Museum of (Nebraska) Art
The Museum of Nebraska Art, located in Kearney, is home to the state’s official art collection. Eleven galleries regularly feature the work of such early artist explorers as George Catlin, early Nebraskans Robert Henri and J. Laurie Wallace and contemporary artists including Grant Reynard and John Falter. MONA also owns a James Audubon series on Nebraska wildlife. Its permanent collection of 5,000 pieces is housed a 1911 Renaissance revival structure listed on the National Register of Historic Places.
Museum of (Nebraska) History
This Lincoln institution interprets 10,000 years of culture in the Great Plains. A branch of the Nebraska State Historical Society, some of the museum’s most recent acquisitions include memorabilia from the White Horse Ranch near Naper, artifacts tracing the history of cigar smoking in the state, and a number of other items including vintage quilts, coins, medals, paintings and rifles.

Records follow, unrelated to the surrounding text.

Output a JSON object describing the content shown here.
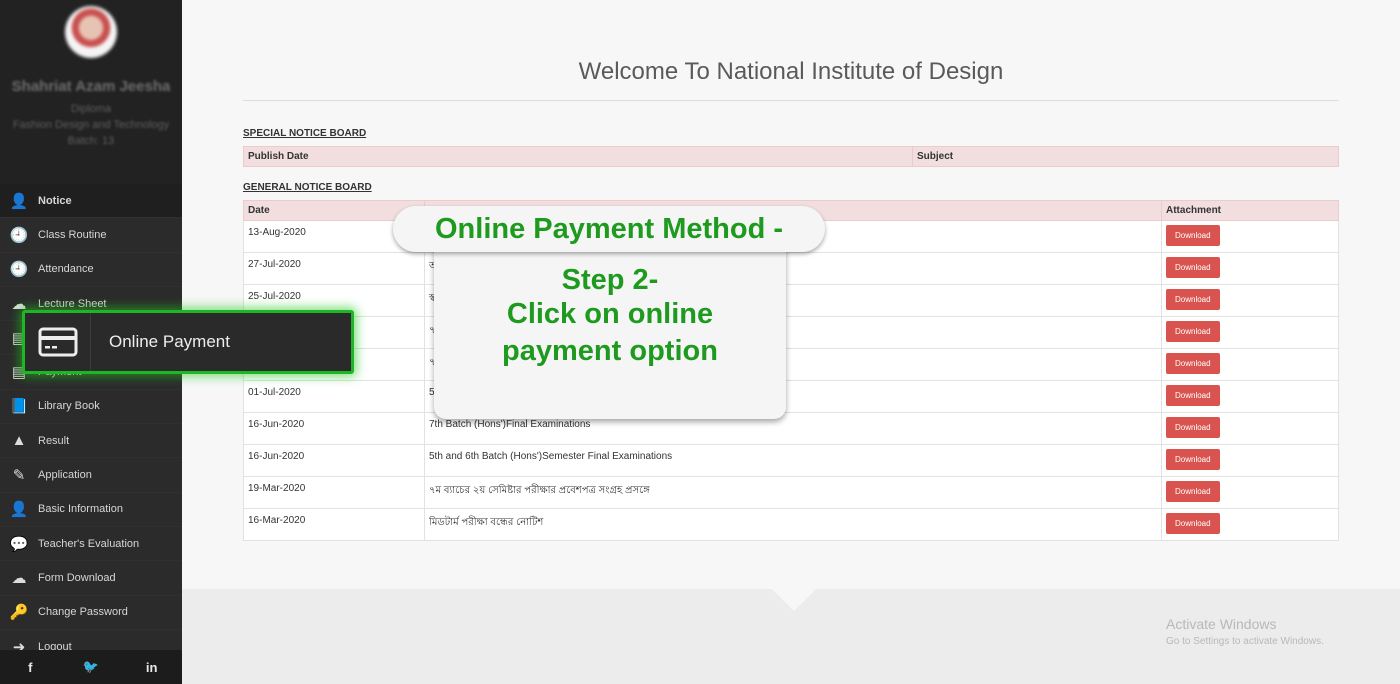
{
  "profile": {
    "name": "Shahriat Azam Jeesha",
    "program": "Diploma",
    "department": "Fashion Design and Technology",
    "batch": "Batch: 13"
  },
  "sidebar": {
    "items": [
      {
        "label": "Notice",
        "icon": "user-icon",
        "active": true
      },
      {
        "label": "Class Routine",
        "icon": "clock-icon"
      },
      {
        "label": "Attendance",
        "icon": "clock-icon"
      },
      {
        "label": "Lecture Sheet",
        "icon": "cloud-download-icon"
      },
      {
        "label": "Online Payment",
        "icon": "credit-card-icon"
      },
      {
        "label": "Payment",
        "icon": "credit-card-icon"
      },
      {
        "label": "Library Book",
        "icon": "book-icon"
      },
      {
        "label": "Result",
        "icon": "road-icon"
      },
      {
        "label": "Application",
        "icon": "edit-icon"
      },
      {
        "label": "Basic Information",
        "icon": "user-icon"
      },
      {
        "label": "Teacher's Evaluation",
        "icon": "comments-icon"
      },
      {
        "label": "Form Download",
        "icon": "cloud-download-icon"
      },
      {
        "label": "Change Password",
        "icon": "key-icon"
      },
      {
        "label": "Logout",
        "icon": "sign-out-icon"
      }
    ],
    "social": [
      "f",
      "t",
      "in"
    ]
  },
  "main": {
    "title": "Welcome To National Institute of Design",
    "special_notice": {
      "heading": "SPECIAL NOTICE BOARD",
      "columns": [
        "Publish Date",
        "Subject"
      ]
    },
    "general_notice": {
      "heading": "GENERAL NOTICE BOARD",
      "columns": [
        "Date",
        "",
        "Attachment"
      ],
      "download_label": "Download",
      "rows": [
        {
          "date": "13-Aug-2020",
          "subject": ""
        },
        {
          "date": "27-Jul-2020",
          "subject": "অ"
        },
        {
          "date": "25-Jul-2020",
          "subject": "স্ব"
        },
        {
          "date": "",
          "subject": "৭"
        },
        {
          "date": "",
          "subject": "৭"
        },
        {
          "date": "01-Jul-2020",
          "subject": "5"
        },
        {
          "date": "16-Jun-2020",
          "subject": "7th Batch (Hons')Final Examinations"
        },
        {
          "date": "16-Jun-2020",
          "subject": "5th and 6th Batch (Hons')Semester Final Examinations"
        },
        {
          "date": "19-Mar-2020",
          "subject": "৭ম ব্যাচের ২য় সেমিষ্টার পরীক্ষার প্রবেশপত্র সংগ্রহ প্রসঙ্গে"
        },
        {
          "date": "16-Mar-2020",
          "subject": "মিডটার্ম পরীক্ষা বন্ধের নোটিশ"
        }
      ]
    }
  },
  "overlay": {
    "method_title": "Online Payment Method -",
    "step_title": "Step 2-",
    "step_text_line1": "Click on online",
    "step_text_line2": "payment option",
    "callout_label": "Online Payment",
    "callout_icon": "credit-card-icon",
    "accent_color": "#1e9a1e"
  },
  "watermark": {
    "line1": "Activate Windows",
    "line2": "Go to Settings to activate Windows."
  }
}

Sheldon Memorial Art Gallery
The University of Nebraska Lincoln’s Sheldon Memorial Art Gallery and Sculpture Garden houses both the University of Nebraska collection, initiated in 1929, and the Nebraska Art Association Collection, founded in 1888. Together, they encompass more than 12,000 pieces of art, including prominent works of still life, 19th century landscape, American impressionism, early modernism, geometric abstraction, abstract expressionism, pop, minimalism and contemporary art. The outdoor sculpture garden has more than 30 works on view year round. Among the sculptures are important pieces by Claes Oldenberg and Coosje van Bruggen, Richard Serra and David Smith.
Stuhr Museum of the Prairie Pioneer
A hands-on living history experience that interprets the intriguing story of early Nebraska, this Grand Island museum was named one of the top 10 places to relive America’s past by Good Housekeeping magazine. The museum’s exhibits tell the story of pioneer town builders who created the first communities in Nebraska. Visitors can see historical artifacts and go back in time at Railroad Town, a full-immersion experience of life on the plains circa 1890.
Great Platte River Road Archway Monument
History comes alive, and education becomes entertainment at the archway, located in Kearney. The monument, which spans Interstate 80, transports visitors into Nebraska’s earliest pioneer days, when covered wagons, hand-pulled carts and trains first traversed the prairie. The interactive museum recreates a buffalo stampede, the lives of pioneers and the building of the railroad.
Harold Warp Pioneer Village
Come see the largest collection of Americana anywhere. Twenty-eight buildings on 20 acres are home to more than 50,000 historical items arranged in chronological groups. Among the buildings: a fort, a real Pony Express station, an iron horse and a sod house. The village also has a collection of Currier & Ives prints, 23 paintings by the artist and explorer William Henry Jackson and a large collection of plaster statues by 19th-century sculptor John Rogers.